Полицейский раздосадованно советует:

– Да уступите вы этому мерзавцу.

И уходит ленивой походочкой.

Рикша задает риторический вопрос:

– Если эта пани не хочет платить, так это я – мерзавец?

Она:

– Я заплачу вам два злотых, но довезите меня до тех ворот.

– Пани согласилась на три злотых и до угла Теплой.

Он разворачивается, отъезжает и ставит коляску в очередь [свободных].

Я спрашиваю шокированную изысканную даму:

– Вы в курсе, что здесь произошло?

– В курсе. Я вместе с ней ехала.

– И кто прав?

– Он. Но почему он предпочел потерять два злотых, чем проехать еще сто шагов?

– Да заупрямился.

– То-то я и вижу.

Подхожу к рикше.

– Что это было?

– Нечего. Я потерял два злотых. Ну и что? Я не обеднею, а мерзавцем меня и так назвали.

Я был в трех местах и должен был трем компаниям слушателей рассказать про этот случай.

Я просто не мог иначе. Должен был.

Коллега или двое коллег с Дзельной, не без участия дамы-коллеги не с Дзельной донесли на меня в Совет или Палату здравоохранения[85], что я скрываю случаи тифа. Сокрытие каждого случая влечет за собой смертный приговор!

Ну и что?

Я был в Министерстве здравоохранения, как-то все удалось замять и на будущее согласовать. Я написал два письма в два ведомства. В одно – что обещаю, а обещаний не сдерживаю. Во второе ведомство я заслал вопрос, что они собираются делать со мной и моим новым филиалом на Дзельной.

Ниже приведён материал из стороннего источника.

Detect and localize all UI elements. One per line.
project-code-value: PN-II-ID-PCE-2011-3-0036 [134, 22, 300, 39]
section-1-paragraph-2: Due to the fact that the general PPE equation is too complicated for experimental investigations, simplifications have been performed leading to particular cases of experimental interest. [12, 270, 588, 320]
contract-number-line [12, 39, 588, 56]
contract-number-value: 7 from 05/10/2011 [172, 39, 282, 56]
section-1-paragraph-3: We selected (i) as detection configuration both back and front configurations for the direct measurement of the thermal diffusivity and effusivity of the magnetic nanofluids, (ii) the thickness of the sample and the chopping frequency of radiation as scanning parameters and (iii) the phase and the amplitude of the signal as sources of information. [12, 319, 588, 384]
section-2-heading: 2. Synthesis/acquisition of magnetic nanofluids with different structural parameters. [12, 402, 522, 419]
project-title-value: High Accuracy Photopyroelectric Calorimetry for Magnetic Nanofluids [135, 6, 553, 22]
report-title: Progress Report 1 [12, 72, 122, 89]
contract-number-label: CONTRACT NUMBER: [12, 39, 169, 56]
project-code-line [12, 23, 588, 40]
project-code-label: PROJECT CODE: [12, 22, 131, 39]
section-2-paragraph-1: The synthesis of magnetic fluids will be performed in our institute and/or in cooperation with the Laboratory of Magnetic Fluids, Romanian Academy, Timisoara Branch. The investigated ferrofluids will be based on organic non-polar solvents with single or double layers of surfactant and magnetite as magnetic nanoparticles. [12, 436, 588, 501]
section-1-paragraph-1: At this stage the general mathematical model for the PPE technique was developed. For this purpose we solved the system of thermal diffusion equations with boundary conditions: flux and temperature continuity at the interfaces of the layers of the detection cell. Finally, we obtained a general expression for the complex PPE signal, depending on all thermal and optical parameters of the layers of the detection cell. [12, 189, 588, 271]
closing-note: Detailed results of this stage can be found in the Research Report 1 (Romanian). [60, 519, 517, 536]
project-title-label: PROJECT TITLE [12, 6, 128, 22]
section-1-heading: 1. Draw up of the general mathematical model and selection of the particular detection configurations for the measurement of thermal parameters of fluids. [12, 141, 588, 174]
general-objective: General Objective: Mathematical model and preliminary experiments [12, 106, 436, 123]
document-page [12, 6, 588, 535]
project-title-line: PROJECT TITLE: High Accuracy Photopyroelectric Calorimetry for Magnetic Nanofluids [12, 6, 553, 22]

Письма любезными не были. Нет, уж любезными они точно не были. Но разве можно меня с легким сердцем назвать мерзавцем?

Знаю, знаю: фамилия моей коллеги – Брауде-Хеллерова, а не Бройгес-Холерова.

Но ежели она на меня бройгес[86], а для больничного дела – чума-проказа-холера, и я только это последнее словечко написал, то почему я – мерзавец?